Note on my shorthand [+] means actionable insight, [i] refers to something of interest, [!] indicates a warning, [?] poses a question I'll need to ask
[i] Use the right tool for the job. SSIS is not a hammer to hit all nails with. T-SQL and other add-ons or complimentary tools have their place.
- Flat Files
- [+] The data will be parsed as it goes in If you can trust the veracity of the source data types turn on Fast Parse which gives an 8% performance boost.
- You'll find it only in the Advanced Editor - Input/Output Properties - By Columns - Custom Properties - fast parse = true
- It only works on reads
- Also works on Data Conversion task
- If the data is not as good quality as you thought the task will still fail but it'll get to the end first
- OLEDB Connections
- Default network package size is 4K. You can increase this to 32K for larger datasets.
- [+] You'll need the infrastructure guys to turn on Jumbo Packets across the network where the data is traveling. Network guys will need to run a traceroute to see where the data goes.
- Change setting in the Connection Properties - All Tab - Packet Size is 0 = default change to 32767
- Set the data set to be "pre-sorted" in the advanced properties so the engine will not have do this. As long as you have pre-sorted the data/
- T-SQL
- [i] Use T-SQL for the things it is good at and avoid the equivalent task in SSIS
- Asynchronous components
- e.g. a Sort. These are tasks that by definition have to wait for the full data set before they can act. They're bottlenecks avoid them if possible.
- Brian's blog has a page which outs all the asynchronous tasks
- [+] Tune the Single Customer View package to remove asynchronous tasks
- A classic example is the OLE DB Command which is row by row and shouldn't be used. Use T-SQL instead for these actions. It even opens and closes a connection for each row as well. This is a terrible component of SSIS.
- Default Buffer Max Row
- [+] In the Data Flow Task properties trial and error a buffer of between 8K and 12K. See what performs best.
- This could provide up to a 20% performance improvement.
- SQL Destination
- [!] Is deprecated now. Don't use it.
- Bulk Inserts
- Turn on Fast Load in the OLE connection under Data Access mode for bulk inserts.
- But you can't use it if you need some rows to use conditional logic.
- Manage CPU Load
- Instead of seeing a massive CPU spike as the package commits the data change the OLE DB connection manager Maximum Input Commit Rows to around 50K to get regular commits and smooth the CPU load.
- [+] Alter the DW load packages specifically the clickstream collection package to use this. Monitor the effect with RedGate SQL Monitor.
- Manage RAM
- [+] Look at the Buffers in use and Buffers spooled in RedGate SQL Monitor. If your Spools > 0 your running out of RAM. You can also find this in the SSIS Pipeline in PerfMon.

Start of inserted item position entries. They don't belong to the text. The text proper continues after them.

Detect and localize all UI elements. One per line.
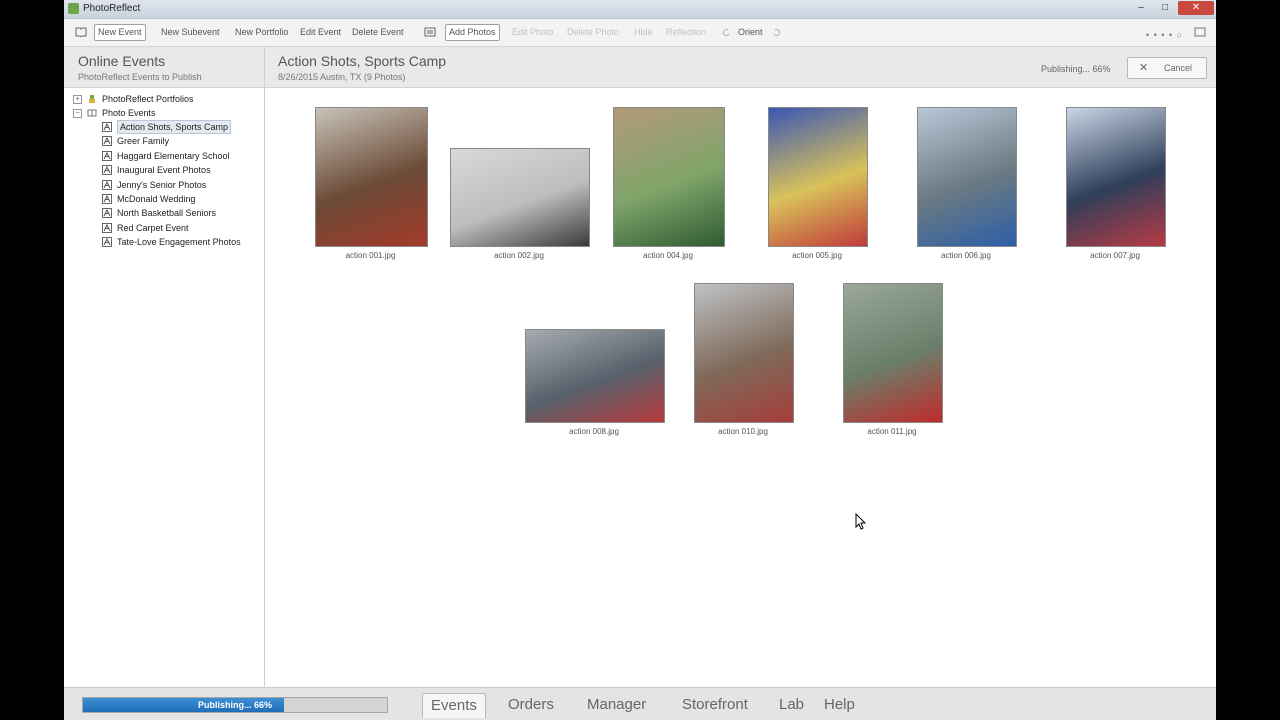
tab-storefront[interactable]: Storefront [674,693,756,717]
photo-filename: action 001.jpg [345,251,396,260]
cancel-button[interactable]: ✕ Cancel [1127,57,1207,79]
event-icon [102,194,112,204]
event-subtitle: 8/26/2015 Austin, TX (9 Photos) [278,72,406,82]
collapse-icon[interactable]: − [73,109,82,118]
close-icon: ✕ [1139,62,1149,74]
mouse-cursor-icon [855,513,867,530]
app-window: PhotoReflect – □ ✕ New Event New Subeven… [64,0,1216,720]
photo-image[interactable] [613,107,725,247]
tab-orders[interactable]: Orders [500,693,562,717]
tree-item-label: Greer Family [117,136,170,147]
edit-event-button[interactable]: Edit Event [297,25,344,40]
expand-icon[interactable]: + [73,95,82,104]
status-bar: Publishing... 66% Events Orders Manager … [64,687,1216,720]
photo-image[interactable] [525,329,665,423]
tree-item-label: Tate-Love Engagement Photos [117,237,241,248]
photos-pane: Action Shots, Sports Camp 8/26/2015 Aust… [265,47,1216,687]
new-event-button[interactable]: New Event [94,24,146,41]
tab-help[interactable]: Help [816,693,863,717]
event-title: Action Shots, Sports Camp [278,53,447,69]
event-icon [102,165,112,176]
photo-image[interactable] [768,107,868,247]
orient-button[interactable]: Orient [735,25,766,40]
book-icon[interactable] [75,27,87,37]
publishing-status: Publishing... 66% [1041,64,1111,74]
tree-item-label: Red Carpet Event [117,222,189,233]
tree-item-label: McDonald Wedding [117,194,196,204]
new-portfolio-button[interactable]: New Portfolio [232,25,292,40]
photo-filename: action 010.jpg [718,427,768,436]
window-view-icon[interactable] [1194,27,1206,37]
photo-image[interactable] [843,283,943,423]
event-icon [102,136,112,147]
photo-filename: action 006.jpg [941,251,991,260]
photo-image[interactable] [694,283,794,423]
cancel-label: Cancel [1164,63,1193,73]
photos-pane-header: Action Shots, Sports Camp 8/26/2015 Aust… [265,47,1216,88]
rotate-right-icon[interactable] [771,27,783,37]
tree-item-label: Photo Events [102,108,156,118]
tree-item-label: Inaugural Event Photos [117,165,211,176]
photo-image[interactable] [315,107,428,247]
close-button[interactable]: ✕ [1178,1,1214,15]
photo-filename: action 007.jpg [1090,251,1140,260]
edit-photo-button[interactable]: Edit Photo [509,25,557,40]
delete-photo-button[interactable]: Delete Photo [564,25,622,40]
rotate-left-icon[interactable] [720,27,732,37]
toolbar: New Event New Subevent New Portfolio Edi… [64,19,1216,47]
delete-event-button[interactable]: Delete Event [349,25,407,40]
portfolio-icon [89,95,95,103]
event-icon [102,179,112,190]
photo-image[interactable] [450,148,590,247]
photo-filename: action 005.jpg [792,251,842,260]
app-icon [68,3,79,14]
photo-image[interactable] [1066,107,1166,247]
tree-item-label: PhotoReflect Portfolios [102,94,194,104]
event-icon [102,237,112,248]
events-pane-title: Online Events [78,53,166,69]
add-photos-button[interactable]: Add Photos [445,24,500,41]
reflection-button[interactable]: Reflection [663,25,709,40]
event-icon [102,150,112,161]
tree-item-label: Action Shots, Sports Camp [117,120,232,134]
tab-manager[interactable]: Manager [579,693,654,717]
photo-filename: action 011.jpg [867,427,917,436]
tree-item-label: North Basketball Seniors [117,208,217,219]
maximize-button[interactable]: □ [1154,1,1176,15]
folder-icon [87,109,97,117]
publish-progress-bar: Publishing... 66% [82,697,388,713]
events-pane: Online Events PhotoReflect Events to Pub… [64,47,265,687]
events-pane-subtitle: PhotoReflect Events to Publish [78,72,202,82]
tree-item-label: Jenny's Senior Photos [117,179,207,190]
hide-button[interactable]: Hide [631,25,656,40]
photo-filename: action 008.jpg [569,427,619,436]
tab-events[interactable]: Events [422,693,486,718]
event-icon [102,222,112,233]
photo-filename: action 004.jpg [643,251,693,260]
new-subevent-button[interactable]: New Subevent [158,25,223,40]
tree-item-label: Haggard Elementary School [117,150,230,161]
window-title: PhotoReflect [83,3,141,14]
photo-filename: action 002.jpg [494,251,544,260]
title-bar: PhotoReflect – □ ✕ [64,0,1216,19]
event-icon [102,122,112,132]
photo-image[interactable] [917,107,1017,247]
event-icon [102,208,112,219]
thumbnail-size-slider[interactable]: • • • • ○ [1146,30,1183,40]
events-pane-header: Online Events PhotoReflect Events to Pub… [64,47,264,88]
minimize-button[interactable]: – [1130,1,1152,15]
list-view-icon[interactable] [424,27,436,37]
progress-label: Publishing... 66% [197,700,272,710]
tab-lab[interactable]: Lab [771,693,812,717]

- Windows System Resource Manager
- [+] It's free and you already have it. Use it.
- Allows the creation of a soft throttle on resources so a .exe can only use n% of resources.
- It can be set to apply different usage restrictions at different times so you can allow the DW build full resource during the night but limit it during the day
- Work Pile Pattern
- [i] Check this out on his blog
- The basic theory is that you can load balance highly transactional SSIS processes by spawning multiple packages when demand spikes. Very cool.
- Fuzzy Tuning
- I asked about tuning the Fuzzy components. He pointed me to his blog. I couldn't find anything so far.

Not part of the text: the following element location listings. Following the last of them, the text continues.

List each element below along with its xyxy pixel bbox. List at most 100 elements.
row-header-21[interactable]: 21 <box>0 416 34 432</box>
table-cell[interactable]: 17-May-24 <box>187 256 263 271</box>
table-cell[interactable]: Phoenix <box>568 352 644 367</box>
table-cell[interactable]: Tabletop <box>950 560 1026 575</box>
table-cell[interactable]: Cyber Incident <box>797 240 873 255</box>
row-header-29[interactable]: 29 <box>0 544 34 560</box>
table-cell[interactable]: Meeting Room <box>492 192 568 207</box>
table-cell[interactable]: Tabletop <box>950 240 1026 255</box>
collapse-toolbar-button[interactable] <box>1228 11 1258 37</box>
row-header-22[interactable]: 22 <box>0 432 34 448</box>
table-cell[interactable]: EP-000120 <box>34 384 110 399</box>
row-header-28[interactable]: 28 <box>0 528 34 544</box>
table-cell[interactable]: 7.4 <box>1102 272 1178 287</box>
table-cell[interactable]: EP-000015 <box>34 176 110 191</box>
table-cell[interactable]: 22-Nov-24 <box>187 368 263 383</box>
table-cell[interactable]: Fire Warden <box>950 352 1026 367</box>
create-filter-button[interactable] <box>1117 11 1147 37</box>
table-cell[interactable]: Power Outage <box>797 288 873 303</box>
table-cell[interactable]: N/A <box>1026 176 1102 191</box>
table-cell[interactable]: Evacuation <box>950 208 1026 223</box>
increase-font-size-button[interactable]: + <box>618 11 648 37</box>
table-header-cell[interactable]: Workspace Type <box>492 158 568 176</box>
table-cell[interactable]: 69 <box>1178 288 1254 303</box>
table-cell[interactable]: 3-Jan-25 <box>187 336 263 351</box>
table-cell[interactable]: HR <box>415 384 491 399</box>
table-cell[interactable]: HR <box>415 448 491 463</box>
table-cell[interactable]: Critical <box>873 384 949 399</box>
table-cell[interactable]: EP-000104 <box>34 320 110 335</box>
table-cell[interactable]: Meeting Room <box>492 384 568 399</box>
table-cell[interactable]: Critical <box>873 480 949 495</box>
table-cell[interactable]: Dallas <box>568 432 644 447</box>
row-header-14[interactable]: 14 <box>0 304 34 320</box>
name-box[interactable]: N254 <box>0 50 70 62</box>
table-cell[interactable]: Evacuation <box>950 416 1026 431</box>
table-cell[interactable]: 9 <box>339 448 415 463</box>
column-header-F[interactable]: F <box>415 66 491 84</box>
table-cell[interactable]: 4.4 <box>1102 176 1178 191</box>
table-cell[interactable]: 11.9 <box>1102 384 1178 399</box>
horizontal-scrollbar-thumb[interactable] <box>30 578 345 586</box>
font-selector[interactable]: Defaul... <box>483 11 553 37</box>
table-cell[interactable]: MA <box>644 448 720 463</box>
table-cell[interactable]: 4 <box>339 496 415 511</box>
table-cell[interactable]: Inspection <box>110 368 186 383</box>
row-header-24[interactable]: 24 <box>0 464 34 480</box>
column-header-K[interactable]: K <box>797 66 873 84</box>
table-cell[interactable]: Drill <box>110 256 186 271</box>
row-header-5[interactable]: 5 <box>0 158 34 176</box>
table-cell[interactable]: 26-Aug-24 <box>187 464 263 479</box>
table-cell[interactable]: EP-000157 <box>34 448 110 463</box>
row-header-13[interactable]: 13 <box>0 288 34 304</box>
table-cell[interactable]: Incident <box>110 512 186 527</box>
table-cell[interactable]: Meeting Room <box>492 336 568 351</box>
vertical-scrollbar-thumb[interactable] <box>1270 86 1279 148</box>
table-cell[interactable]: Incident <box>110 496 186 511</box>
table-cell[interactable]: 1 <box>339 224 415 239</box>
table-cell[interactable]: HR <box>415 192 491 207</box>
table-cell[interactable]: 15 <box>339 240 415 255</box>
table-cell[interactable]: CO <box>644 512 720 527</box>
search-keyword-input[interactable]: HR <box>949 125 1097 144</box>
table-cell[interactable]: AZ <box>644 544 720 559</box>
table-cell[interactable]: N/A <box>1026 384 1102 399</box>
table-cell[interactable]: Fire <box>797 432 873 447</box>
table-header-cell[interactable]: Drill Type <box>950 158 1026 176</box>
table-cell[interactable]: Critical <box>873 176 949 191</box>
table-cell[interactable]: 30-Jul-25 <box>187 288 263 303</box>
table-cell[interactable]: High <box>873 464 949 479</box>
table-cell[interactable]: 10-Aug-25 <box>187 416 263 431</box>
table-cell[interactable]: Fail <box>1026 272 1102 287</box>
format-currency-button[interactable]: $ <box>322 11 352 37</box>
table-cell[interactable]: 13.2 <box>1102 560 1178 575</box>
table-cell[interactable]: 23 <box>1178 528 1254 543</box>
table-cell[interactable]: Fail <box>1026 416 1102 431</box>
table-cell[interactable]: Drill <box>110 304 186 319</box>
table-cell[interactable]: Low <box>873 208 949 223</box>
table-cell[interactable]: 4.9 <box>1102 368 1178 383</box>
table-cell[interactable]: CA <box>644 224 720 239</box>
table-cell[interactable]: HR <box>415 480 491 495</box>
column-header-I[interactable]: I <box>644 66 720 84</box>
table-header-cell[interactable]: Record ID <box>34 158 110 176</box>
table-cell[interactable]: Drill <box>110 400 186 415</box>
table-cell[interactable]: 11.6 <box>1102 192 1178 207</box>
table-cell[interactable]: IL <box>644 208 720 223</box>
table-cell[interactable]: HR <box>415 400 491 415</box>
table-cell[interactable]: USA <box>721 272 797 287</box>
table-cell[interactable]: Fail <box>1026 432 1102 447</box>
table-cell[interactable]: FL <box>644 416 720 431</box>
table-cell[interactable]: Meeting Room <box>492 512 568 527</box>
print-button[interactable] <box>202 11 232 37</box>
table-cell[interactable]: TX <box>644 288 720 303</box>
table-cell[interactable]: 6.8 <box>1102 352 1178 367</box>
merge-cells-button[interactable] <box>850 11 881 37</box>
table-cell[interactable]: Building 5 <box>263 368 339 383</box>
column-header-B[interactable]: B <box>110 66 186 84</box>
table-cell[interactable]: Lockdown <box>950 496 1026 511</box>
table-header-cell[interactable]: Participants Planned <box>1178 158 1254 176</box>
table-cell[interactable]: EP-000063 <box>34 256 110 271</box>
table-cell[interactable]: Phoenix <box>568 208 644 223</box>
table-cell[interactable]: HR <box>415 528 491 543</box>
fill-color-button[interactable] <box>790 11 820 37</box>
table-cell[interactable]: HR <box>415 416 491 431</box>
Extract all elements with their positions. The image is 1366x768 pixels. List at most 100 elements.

- But chapter 15 in Professional Microsoft SQL Server 2012 Integration Services appears to have lots of good advice
Overall - Excellent fast-paced session. Really good practical advice delivered by a pro. 5*'s
Hi,
ReplyDeleteSuppose my system has 8GB RAM and I have installed SQL Server 2012 on it along with the DataTools. Sql server engine uses 6GB memory. Will the SSIS uses remaning memory apart from 6GB or it uses 6GB?
Also is there a way to count the number of buffers used and the records accomodated in each buffer and the size of the buffer?
If am not wrong buffer refers to the RAM memory?